31683270BONE GAP by Laura Ruby – This had been on my radar for a long time, and I was pleased when Faber picked it up in the UK. Not pleased enough to get round to reading it, though, obviously. Finally I saw it in the library a few weeks ago, and thought, “Why not here? Why not now?” Bone Gap is a strange, dusty town in America where everyone knows everyone’s business, though business is often a little odder than you might be accustomed to. Finn and Sean are missing Roza, the beautiful stranger who brought nourishment back into their lives after their mother left them for a new life of her own. Finn saw her being kidnapped, but no one will believe him. He doesn’t know where she is – and neither does she. Offbeat and lovely, this book is fantastic in every sense. Bone Gap is a small town full of quirky characters and full of a sense of strangeness. Reality is hushed by the waving corn. The plot is clever, the atmosphere skewed somewhere between a sleeping nightmare and a living one. The situations the characters find themselves in are the stuff of fantasy, but the magic intrudes on lives that are real – especially when depicting the violence we do each other, physical or not.

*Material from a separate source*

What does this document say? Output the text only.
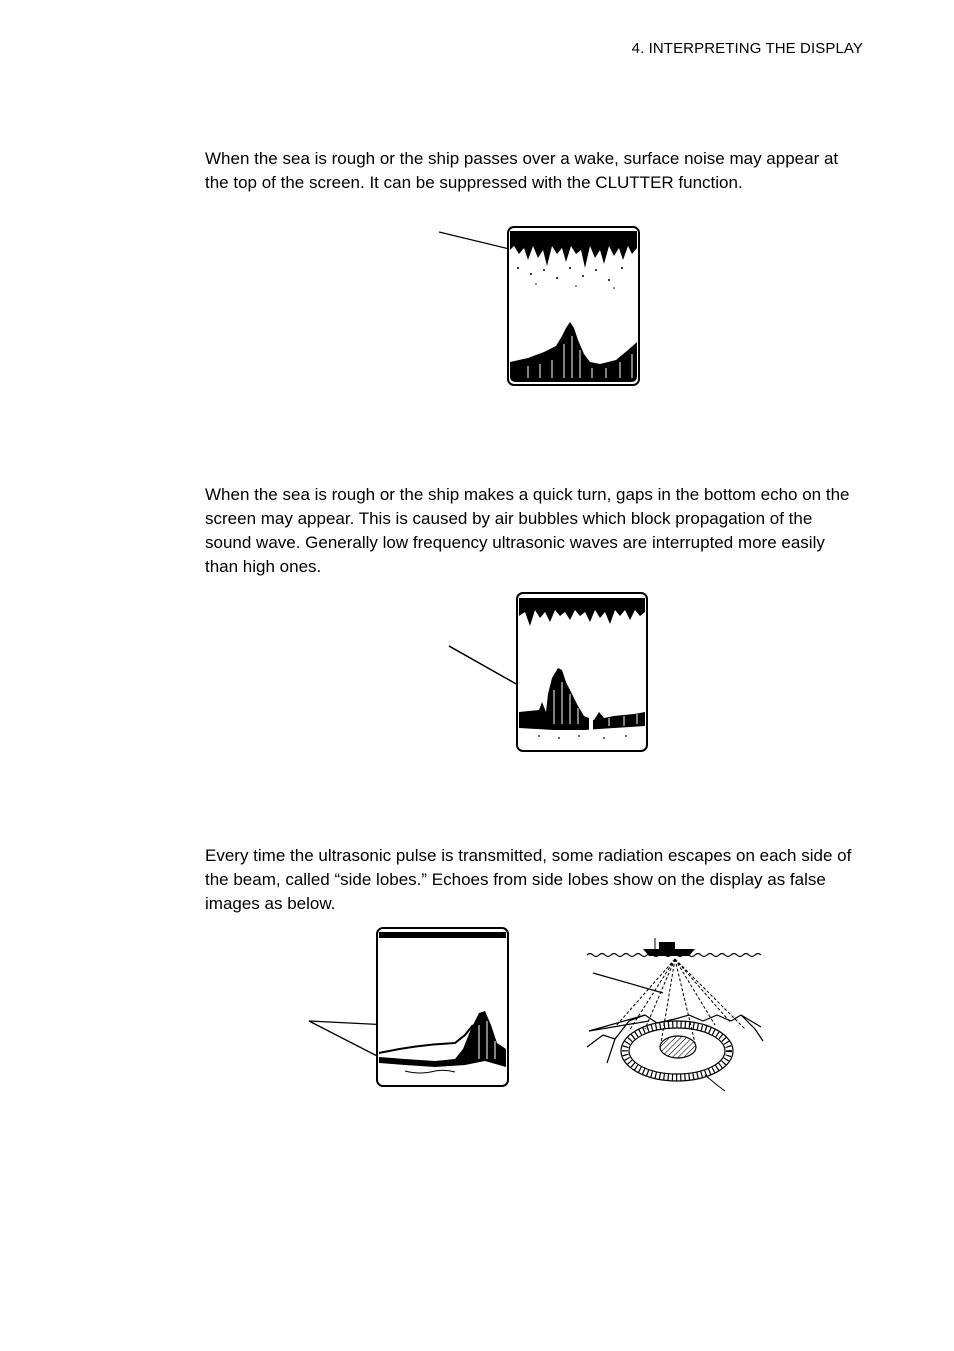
4. INTERPRETING THE DISPLAY
When the sea is rough or the ship passes over a wake, surface noise may appear at the top of the screen. It can be suppressed with the CLUTTER function.
When the sea is rough or the ship makes a quick turn, gaps in the bottom echo on the screen may appear. This is caused by air bubbles which block propagation of the sound wave. Generally low frequency ultrasonic waves are interrupted more easily than high ones.
Every time the ultrasonic pulse is transmitted, some radiation escapes on each side of the beam, called “side lobes.” Echoes from side lobes show on the display as false images as below.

9781408866627THE PEARL THIEF by Elizabeth Wein – Readers might be familiar with the indefatigable Julia Beaufort-Stuart from Wein’s (deservedly) beloved Code Name Verity. Here we find her fifteen years old, already yearning for adventure, and in the middle of selling off her recently deceased grandfather’s estate. It doesn’t take her long to get into trouble even on home turf, but when she wakes up in hospital after a bang on the head, she is determined to get to the bottom of the mystery. Who attacked her and why? And is the other developing missing person case actually a murder case? The atmospheric setting and compelling mystery are propelled along by a charming main character. Code Name Verity is stuck in my heart, and knowing what’s ahead of Queenie and what’s behind her gives both books an extra layer of bittersweet beauty. There’s plenty to enjoy besides the adventure of the stolen pearls; the prejudice faced by the “tinkers” is a significant plot point, which I found particularly interesting as I’ve not encountered many Travellers in fiction. I also loved the gentle exploration of Julie’s burgeoning sexuality, which she approaches with the same curiosity and sense of play as she does the rest of the world.  The twisty plot wasn’t too predictable, and the whole book is suffused with the nostalgic ache of the last of the summer holidays.

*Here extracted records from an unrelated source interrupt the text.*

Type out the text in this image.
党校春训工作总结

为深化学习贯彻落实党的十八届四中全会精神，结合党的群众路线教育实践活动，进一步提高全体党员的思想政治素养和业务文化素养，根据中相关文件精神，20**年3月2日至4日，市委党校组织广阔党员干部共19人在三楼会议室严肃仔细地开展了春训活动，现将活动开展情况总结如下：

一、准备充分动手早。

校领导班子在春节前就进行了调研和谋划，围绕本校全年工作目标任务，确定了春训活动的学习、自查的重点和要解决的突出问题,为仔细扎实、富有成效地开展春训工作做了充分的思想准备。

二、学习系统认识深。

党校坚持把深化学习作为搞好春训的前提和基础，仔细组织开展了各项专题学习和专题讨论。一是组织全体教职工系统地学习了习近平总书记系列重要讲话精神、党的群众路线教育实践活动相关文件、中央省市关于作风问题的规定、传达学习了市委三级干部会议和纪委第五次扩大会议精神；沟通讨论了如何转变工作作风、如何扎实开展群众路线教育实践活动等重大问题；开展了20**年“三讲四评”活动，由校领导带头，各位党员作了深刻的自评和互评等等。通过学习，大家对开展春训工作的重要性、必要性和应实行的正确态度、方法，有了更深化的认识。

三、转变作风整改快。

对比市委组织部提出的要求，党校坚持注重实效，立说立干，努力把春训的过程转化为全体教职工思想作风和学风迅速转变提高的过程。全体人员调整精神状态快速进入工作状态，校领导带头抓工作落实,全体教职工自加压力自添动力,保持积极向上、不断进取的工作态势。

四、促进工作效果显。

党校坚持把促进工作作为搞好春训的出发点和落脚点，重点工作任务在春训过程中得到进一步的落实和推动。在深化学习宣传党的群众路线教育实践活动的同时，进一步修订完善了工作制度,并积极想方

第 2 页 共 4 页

9781408855652HARRY POTTER AND THE PHILOSOPHER’S STONE by J.K. Rowling – I’ve reread Prisoner of Azkaban and Goblet of Fire fairly recently, and I’m listening to Order of the Phoenix at the moment, but I haven’t read this book for at least six or seven years. It’s markedly less complex as the later books, so I expected to be bored, but it’s charming and supremely readable. The series develops in maturity so organically along with Harry, one of the iconic protagonists of children’s literature. I got quite upset about his treatment at the hands of the Dursleys, which is a little ridiculous because in this book at least, they are so cartoonishly awful. The level of abuse is parodic, but having grown up alongside him, Harry is just psychologically and emotionally very real to me. Other stray thoughts: It’s striking how little Dumbledore features in this book. Hermione’s character development is rapid – perhaps too rapid – and as always when I read these books, I wonder how different everything would be if she had a female friend. There’s a weird recurring anti-library motif: Harry doesn’t get post, not even rude letters from the library asking him to return books, Madam Pince is not at all helpful, Ollivander’s is like a strict sort of library… ALSO sending 11 year olds into the Forbidden Forest for detention will never not be a bad idea, McGonagall’s the boss, the Norbert subplot is pointless, and there’s way too much aimless wandering the castle at night. Overall though, I adore these characters, this world, and this book.